Artwork

Divinité

Divinité, by Carven, 1959
Divinité, by Carven, 1959

Divinité is a drawing by Carven. It dates from 1959 and is held in the collection of the Palais Galliera - Musée de la Mode de la Ville de Paris.

About this work

Overview

Divinité is a graphite drawing created around 1959 by the fashion designer Carven. It is part of the collection at the Museum of Ethnography. The work presents a solitary female figure in a stylized pose, rendered with minimal background detail. The drawing serves as a study in form and attire, reflecting the designer’s engagement with the human silhouette as a vessel for clothing.

Subject & Meaning

The figure is depicted in a quiet, introspective stance, one hand resting on her shoulder, suggesting contemplation or self-possession. The absence of facial features and the simplified rendering shift focus to the garment and posture. The title, meaning 'divinity,' may imply an idealized or symbolic representation of feminine elegance rather than a literal portrait.

Technique & Style

Carven employed fine, controlled lines to define the figure and dress, using subtle cross-hatching to suggest volume and texture. The dress is rendered with clean contours, emphasizing its strapless structure and flow. The dress form sketched beside the figure acts as a structural reference, grounding the image in fashion design practice rather than pure portraiture.

History & Provenance

The drawing entered the Museum of Ethnography’s collection as part of a broader archive of mid-century fashion sketches. Its preservation there reflects institutional interest in fashion as cultural artifact.
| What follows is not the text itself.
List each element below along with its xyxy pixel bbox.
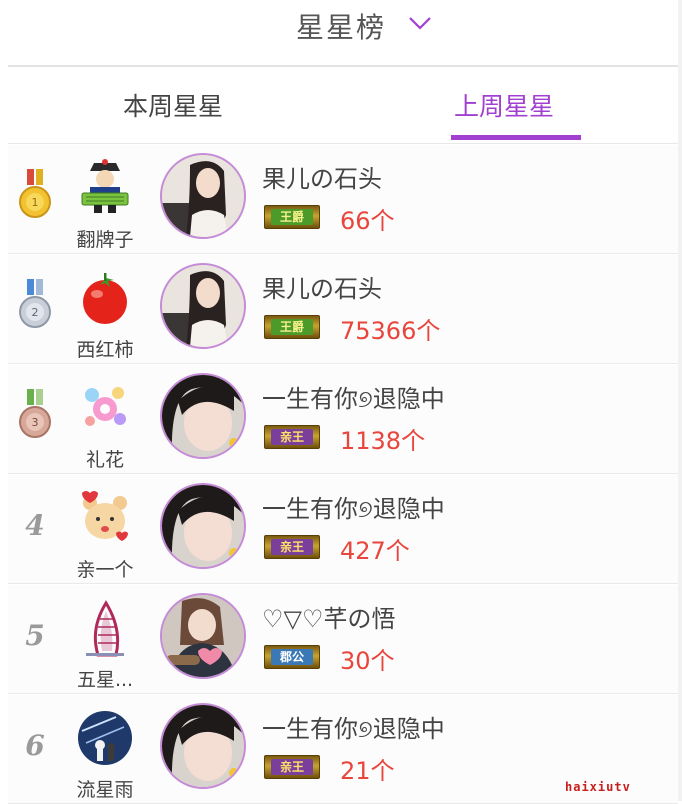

No record of public exhibition prior to its acquisition is documented, suggesting it was likely a private design study retained by the artist or her studio.

Context

Created during a period when haute couture studios emphasized hand-drawn presentations, Divinité aligns with the tradition of fashion illustration as a tool for design development. Unlike commercial advertisements, this work lacks branding or context, positioning it as an internal exercise in form and drapery, characteristic of designers refining their visual language.

Legacy

The drawing remains a quiet example of how fashion designers used drawing not merely for presentation, but for exploration. Its presence in an ethnographic museum underscores the shifting recognition of fashion as a cultural practice. While not widely reproduced, it contributes to understanding the quiet, iterative processes behind mid-century design.

Artist & collection

Artist

Carven

These delicate ink-on-paper drawings capture the quiet poetry of everyday things: pinecones, reeds, apples.